Assemblywoman Nicole Malliotakis said, “Everyday New Yorkers witness the realities of mental illness on the streets of our city and through reports in the media. The seriously mentally ill make headlines far too often. Usually for actions that cause us to shake our head and say, how was this allowed to happen.
“Today, I am releasing the Treatment B4 Crisis Plan which lays out a 12 point plan for addressing an individual’s mental health issues before they reach a crisis point. Among the points included in the plan, is a more robust implementation of Kendra’s Law, a more proactive approach to mental health evaluation and care in city facilities; requiring more supportive housing units be allocated to those with mental illness and an expanded psychiatric capacity in city hospitals operated by the Health & Hospitals Corporation.
“Under the de Blasio administration we have witnessed a growth in incidents with seriously mentally ill individuals becoming lost in a system that is mostly geared for the high functioning mentally ill.

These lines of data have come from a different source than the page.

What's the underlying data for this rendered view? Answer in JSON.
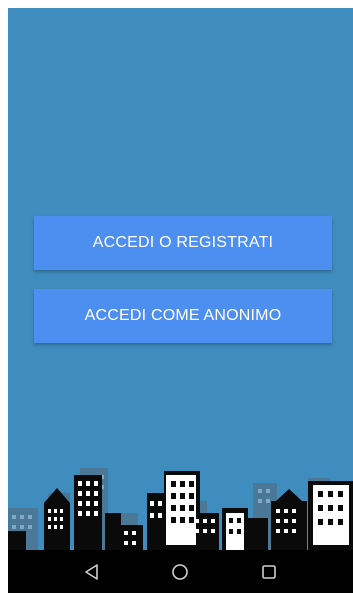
{
  "buttons": {
    "login_register": "ACCEDI O REGISTRATI",
    "anonymous": "ACCEDI COME ANONIMO"
  },
  "colors": {
    "background": "#3f8cbf",
    "button": "#4d8ff0",
    "skyline_dark": "#0a0a0a",
    "skyline_light": "#ffffff",
    "skyline_far": "#4a7896",
    "navbar": "#000000"
  },
  "navbar": {
    "icons": [
      "back-icon",
      "home-icon",
      "recents-icon"
    ]
  }
}
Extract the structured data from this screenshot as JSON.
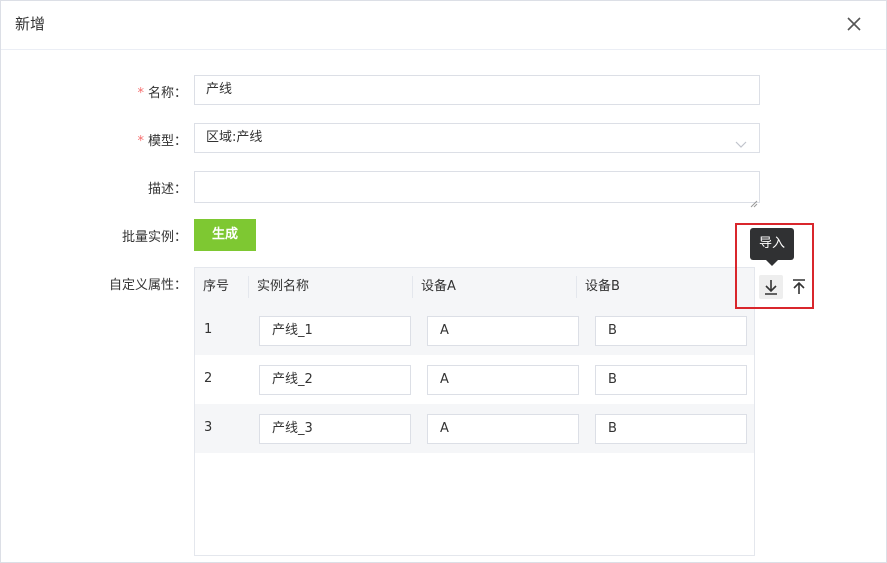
{
  "dialog": {
    "title": "新增"
  },
  "form": {
    "name": {
      "label": "名称：",
      "required_mark": "*",
      "value": "产线"
    },
    "model": {
      "label": "模型：",
      "required_mark": "*",
      "value": "区域:产线"
    },
    "desc": {
      "label": "描述：",
      "value": ""
    },
    "batch": {
      "label": "批量实例：",
      "button": "生成"
    },
    "custom": {
      "label": "自定义属性："
    }
  },
  "table": {
    "headers": [
      "序号",
      "实例名称",
      "设备A",
      "设备B"
    ],
    "rows": [
      {
        "idx": "1",
        "name": "产线_1",
        "a": "A",
        "b": "B"
      },
      {
        "idx": "2",
        "name": "产线_2",
        "a": "A",
        "b": "B"
      },
      {
        "idx": "3",
        "name": "产线_3",
        "a": "A",
        "b": "B"
      }
    ]
  },
  "actions": {
    "tooltip": "导入",
    "import_icon": "download-icon",
    "export_icon": "upload-icon"
  },
  "colors": {
    "accent_green": "#7ec832",
    "required_red": "#f56c6c",
    "highlight_red": "#d9262c"
  }
}
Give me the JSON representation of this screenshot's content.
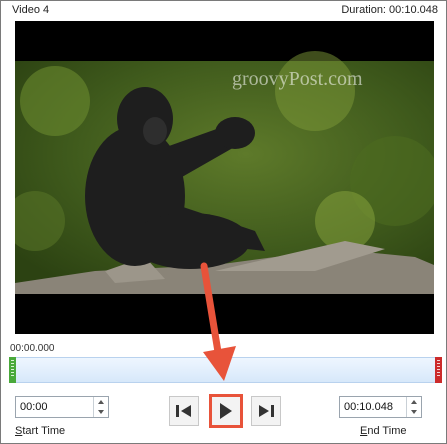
{
  "window": {
    "title": "Video 4",
    "duration": "Duration: 00:10.048"
  },
  "video": {
    "watermark": "groovyPost.com"
  },
  "playback": {
    "current_time": "00:00.000"
  },
  "trim": {
    "start_value": "00:00",
    "end_value": "00:10.048",
    "start_label_hotkey": "S",
    "start_label_rest": "tart Time",
    "end_label_hotkey": "E",
    "end_label_rest": "nd Time"
  },
  "colors": {
    "highlight": "#e8533a",
    "start_handle": "#4aa93b",
    "end_handle": "#cc2b2b"
  }
}
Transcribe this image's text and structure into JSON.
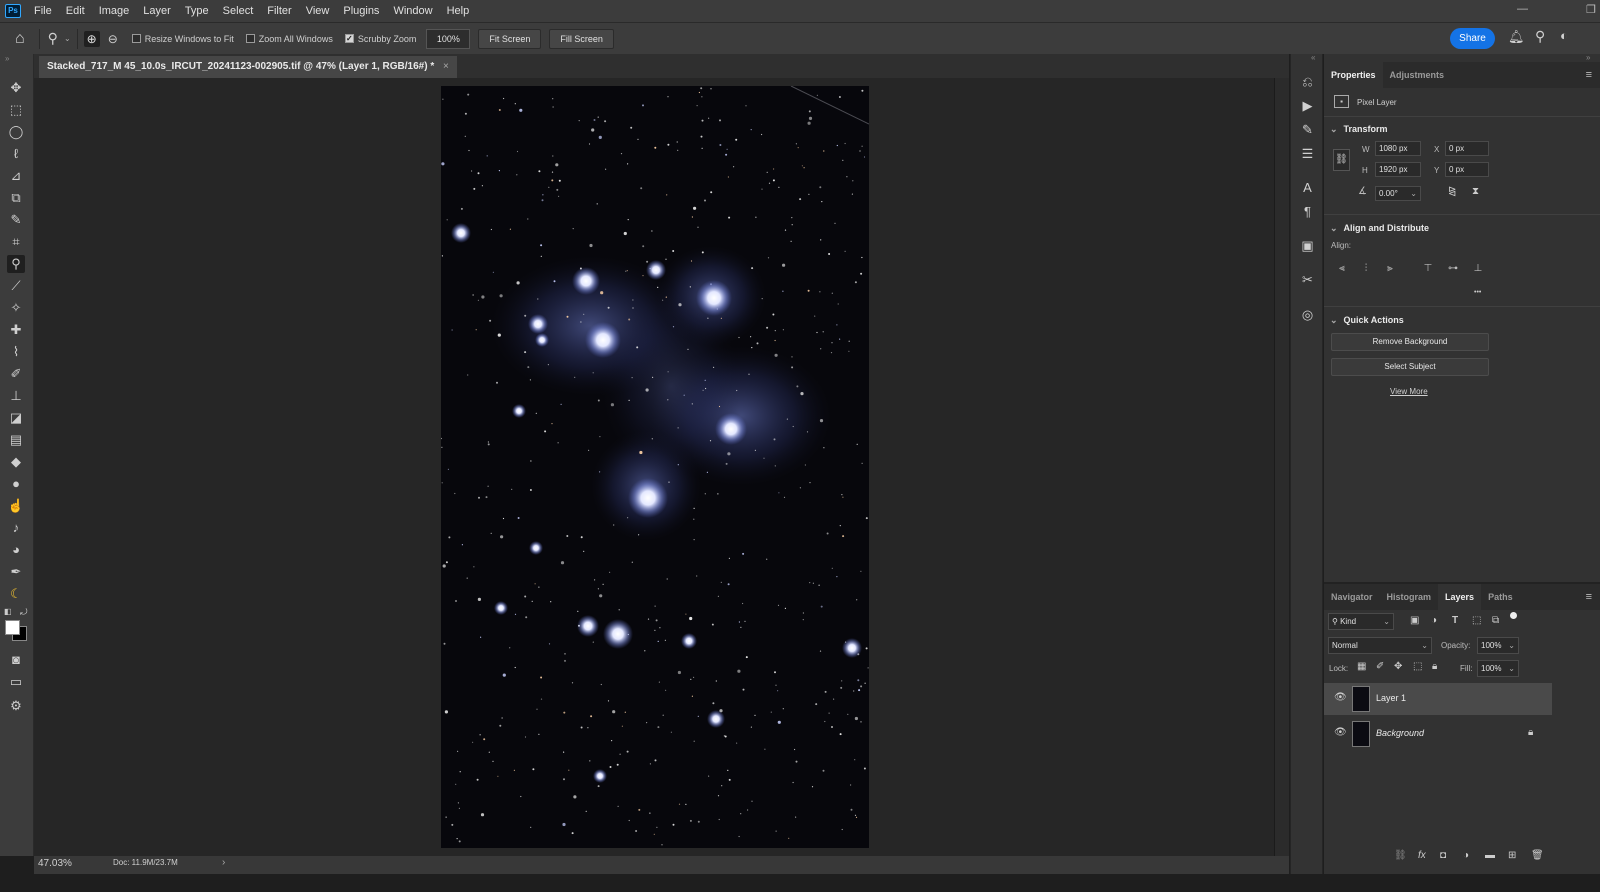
{
  "app": {
    "logo_text": "Ps"
  },
  "menu": [
    "File",
    "Edit",
    "Image",
    "Layer",
    "Type",
    "Select",
    "Filter",
    "View",
    "Plugins",
    "Window",
    "Help"
  ],
  "options_bar": {
    "resize_windows": "Resize Windows to Fit",
    "zoom_all": "Zoom All Windows",
    "scrubby_zoom": "Scrubby Zoom",
    "zoom_value": "100%",
    "fit_screen": "Fit Screen",
    "fill_screen": "Fill Screen",
    "share": "Share"
  },
  "document": {
    "tab_title": "Stacked_717_M 45_10.0s_IRCUT_20241123-002905.tif @ 47% (Layer 1, RGB/16#) *",
    "close": "×"
  },
  "status": {
    "zoom": "47.03%",
    "doc": "Doc: 11.9M/23.7M",
    "arrow": "›"
  },
  "properties_panel": {
    "tabs": [
      "Properties",
      "Adjustments"
    ],
    "pixel_layer": "Pixel Layer",
    "transform_title": "Transform",
    "w_label": "W",
    "w_value": "1080 px",
    "h_label": "H",
    "h_value": "1920 px",
    "x_label": "X",
    "x_value": "0 px",
    "y_label": "Y",
    "y_value": "0 px",
    "angle_value": "0.00°",
    "align_title": "Align and Distribute",
    "align_label": "Align:",
    "more": "•••",
    "quick_title": "Quick Actions",
    "remove_bg": "Remove Background",
    "select_subject": "Select Subject",
    "view_more": "View More"
  },
  "layers_panel": {
    "tabs": [
      "Navigator",
      "Histogram",
      "Layers",
      "Paths"
    ],
    "kind": "Kind",
    "blend_mode": "Normal",
    "opacity_label": "Opacity:",
    "opacity_value": "100%",
    "lock_label": "Lock:",
    "fill_label": "Fill:",
    "fill_value": "100%",
    "layers": [
      "Layer 1",
      "Background"
    ]
  },
  "colors": {
    "accent": "#1473e6",
    "panel": "#323232",
    "canvas_bg": "#262626"
  }
}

When these individuals act out, they put all New Yorkers at risk. Especially the men and women of the NYPD who have become the city’s first line of defense in a problem better suited for social workers and medical professional trained to deal with the mentally ill. In just the past few months, we lost our beloved Police Officer Familia and EMT Arroyo who were both murdered by seriously mentally ill individuals who had been through the revolving door of arrest and treatment that did nothing to help them cope with their illness. This past Thursday, another police officer, Hart Nguyen was shot three times by an emotionally disturbed man but thankfully his bullet proof vest saved him.”
Executive Director of Mental Illness Policy Org., DJ Jaffe said, “Mental Illness Policy Org thanks Nicole Malliotakis for proposing smart, workable solutions to help the seriously mentally ill. Unlike Mayor de Blasio’s ThriveNYC plan, the Malliotakis plan focuses city mental health resources on those who are the most seriously ill, rather than the highest functioning and least symptomatic. Because of that, it will have a much greater impact on reducing homelessness, arrest, incarceration, and suicide. Her plan will keep the public, police, and patients safer. Among the solutions she proposes is mandatory evaluation of prisoners with mental illness and involuntarily committed patients who are being released to see what services they need to stay safe in the community. These are the two highest risk groups. She also supports easier access to psychiatric hospitalization and greater use of Kendra’s Law which has reduced homelessness, arrest and incarceration of the mentally ill in the 70% range.
“We families of the seriously mentally ill thank Ms. Malliotakis for helping to send our seriously mentally ill loved ones to the head of the lines for services, rather than to jails, shelters, prisons and morgues.”